Татьяна Устинова - Где-то на краю света
У нее есть печка, дрова, телогрейка и штаны. Так просто ее не возьмешь.
Еще у нее есть чайник. Если, допустим, держаться одной рукой за дверь, чтоб не потеряться в пурге, можно нагрести в чайник снега, и тогда у нее еще будет кипяток – попить.
Лиля подхватила чайник, отвалила от двери чурбак, решив ни за что не отпускать его деревянную спасительную шероховатость, стала на четвереньки и, жмурясь и отворачиваясь от ветра и метели, стала одной рукой грести снег. Чайник она зажала между коленей. Она не знала, сколько времени прошло, много или мало, но вскоре поняла, что больше не может: холод жалил ее, и руку, и ноги она опять почти не чувствовала. Она ввалилась обратно в свой рай, приперла дверь чурбаком, сунула чайник на печку и вытерла лицо.
На столе стоял приемничек под названием «Пионер».
Его нельзя включать – вдруг он заработает? Если так, она не справится с собой.
Она будет слышать голоса и ни слова не сможет сказать в ответ, и паника вырвется и убьет ее. Никак нельзя, чтобы ее убила паника, после того как ее не убили ветер и холод. Они сделали бы это… красиво и быстро.
А паника будет терзать и мучить ее долго.
Лиля подошла к столу, задевая головой потолок. За шиворот сыпалась труха, зато там не было никаких снежных пауков.
Она взяла бутылку с зеленой, криво приляпанной бумажкой, жидкость плеснула внутри. Лиля отвинтила крышку и понюхала. Сомнений не было никаких, она зажмурилась и глотнула. Раз, другой, третий.
На той планете, с которой принес ее звездолет, она непременно закашлялась бы, слезы выступили бы на глаза, она стала бы хватать себя за горло и дышать открытым ртом.
На этой планете она крепко вытерла рот рукавом телогрейки и громко сказала:
– Спасибо! – тем, кто оставил здесь водку, спички, дрова, телогрейку, свечку.
Тем, кто оставил Лиле Молчановой жизнь.
Хотя бы на какое-то время.
Потом она решительно включила приемник.
Никакой паники не будет.

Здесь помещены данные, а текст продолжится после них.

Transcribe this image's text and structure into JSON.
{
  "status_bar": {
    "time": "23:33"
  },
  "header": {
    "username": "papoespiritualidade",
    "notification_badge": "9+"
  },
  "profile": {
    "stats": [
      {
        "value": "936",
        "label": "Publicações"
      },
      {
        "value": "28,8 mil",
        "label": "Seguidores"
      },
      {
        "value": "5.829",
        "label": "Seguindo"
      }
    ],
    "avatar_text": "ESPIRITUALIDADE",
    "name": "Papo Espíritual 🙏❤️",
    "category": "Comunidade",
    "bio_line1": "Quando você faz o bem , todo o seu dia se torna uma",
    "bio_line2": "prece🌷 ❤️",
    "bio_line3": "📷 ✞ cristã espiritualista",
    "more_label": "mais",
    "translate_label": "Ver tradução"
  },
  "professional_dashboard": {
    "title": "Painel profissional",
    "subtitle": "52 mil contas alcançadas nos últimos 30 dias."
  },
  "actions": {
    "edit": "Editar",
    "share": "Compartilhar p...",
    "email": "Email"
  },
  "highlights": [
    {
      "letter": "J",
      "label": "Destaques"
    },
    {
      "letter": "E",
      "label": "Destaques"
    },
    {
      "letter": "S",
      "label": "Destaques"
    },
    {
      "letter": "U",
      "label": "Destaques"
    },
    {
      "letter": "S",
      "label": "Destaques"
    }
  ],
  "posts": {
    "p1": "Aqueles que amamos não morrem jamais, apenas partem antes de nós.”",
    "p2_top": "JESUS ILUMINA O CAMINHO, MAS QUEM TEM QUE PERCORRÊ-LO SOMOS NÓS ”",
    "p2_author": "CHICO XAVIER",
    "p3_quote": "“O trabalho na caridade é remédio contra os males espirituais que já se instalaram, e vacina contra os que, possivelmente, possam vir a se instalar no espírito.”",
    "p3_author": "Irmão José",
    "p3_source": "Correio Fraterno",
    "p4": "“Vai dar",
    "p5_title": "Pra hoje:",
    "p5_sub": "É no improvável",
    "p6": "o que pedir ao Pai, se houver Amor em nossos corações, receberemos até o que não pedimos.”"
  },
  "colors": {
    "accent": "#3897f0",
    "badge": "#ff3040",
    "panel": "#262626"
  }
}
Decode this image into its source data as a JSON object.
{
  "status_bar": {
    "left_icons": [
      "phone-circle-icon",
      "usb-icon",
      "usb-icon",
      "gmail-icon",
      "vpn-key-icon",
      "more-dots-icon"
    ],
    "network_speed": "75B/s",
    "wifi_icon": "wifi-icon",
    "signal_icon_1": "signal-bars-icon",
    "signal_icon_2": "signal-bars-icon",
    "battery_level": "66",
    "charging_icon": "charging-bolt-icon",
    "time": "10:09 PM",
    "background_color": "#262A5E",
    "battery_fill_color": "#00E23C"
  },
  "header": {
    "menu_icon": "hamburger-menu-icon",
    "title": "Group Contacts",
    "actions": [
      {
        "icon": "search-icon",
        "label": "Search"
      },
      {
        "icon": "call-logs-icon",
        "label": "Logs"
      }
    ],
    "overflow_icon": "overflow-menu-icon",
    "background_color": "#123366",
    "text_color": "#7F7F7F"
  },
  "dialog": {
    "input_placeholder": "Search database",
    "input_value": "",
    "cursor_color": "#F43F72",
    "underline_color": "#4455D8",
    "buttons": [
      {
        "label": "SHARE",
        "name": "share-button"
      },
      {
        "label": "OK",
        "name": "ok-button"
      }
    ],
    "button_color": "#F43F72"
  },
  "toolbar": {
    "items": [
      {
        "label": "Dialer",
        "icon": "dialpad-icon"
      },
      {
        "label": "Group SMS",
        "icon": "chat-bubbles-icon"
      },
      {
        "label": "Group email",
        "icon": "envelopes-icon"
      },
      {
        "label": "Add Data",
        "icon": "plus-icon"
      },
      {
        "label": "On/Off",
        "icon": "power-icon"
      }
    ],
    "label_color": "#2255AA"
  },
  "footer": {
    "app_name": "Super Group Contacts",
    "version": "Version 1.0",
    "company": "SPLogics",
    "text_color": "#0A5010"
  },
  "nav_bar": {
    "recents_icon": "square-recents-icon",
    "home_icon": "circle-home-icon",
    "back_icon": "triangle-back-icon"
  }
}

Лиля Молчанова просто вытолкает ее вон из своего убежища. Если ей предстоит еще какое-то время пожить до смерти – она будет жить с музыкой. В прямом смысле этого слова.
– В эфире радио «Пурга» и Олег Преображенцев.
Лиля села на нары.
– Я хочу повторить главную сегодняшнюю новость. Пропала моя соведущая Лилия Молчанова, вы все ее прекрасно знаете по нескольким программам, которые мы провели вместе. Если вам что-нибудь известно о ней, звоните нам, пограничникам или по любому из дежурных телефонов. Нам обязательно передадут. Лиля, если вдруг ты меня слышишь…
– Я тебя слышу отлично, – негромко сказала Лиля в землянке.
– …позвони немедленно.
– Я не могу позвонить, Олег.
– Мы тебя ищем. Мы тебя найдем. Держись, где бы ты ни была.
Она вдруг увидела его – в наушниках, перед микрофоном. Желтое от загара остроугольное лицо, узкие глаза.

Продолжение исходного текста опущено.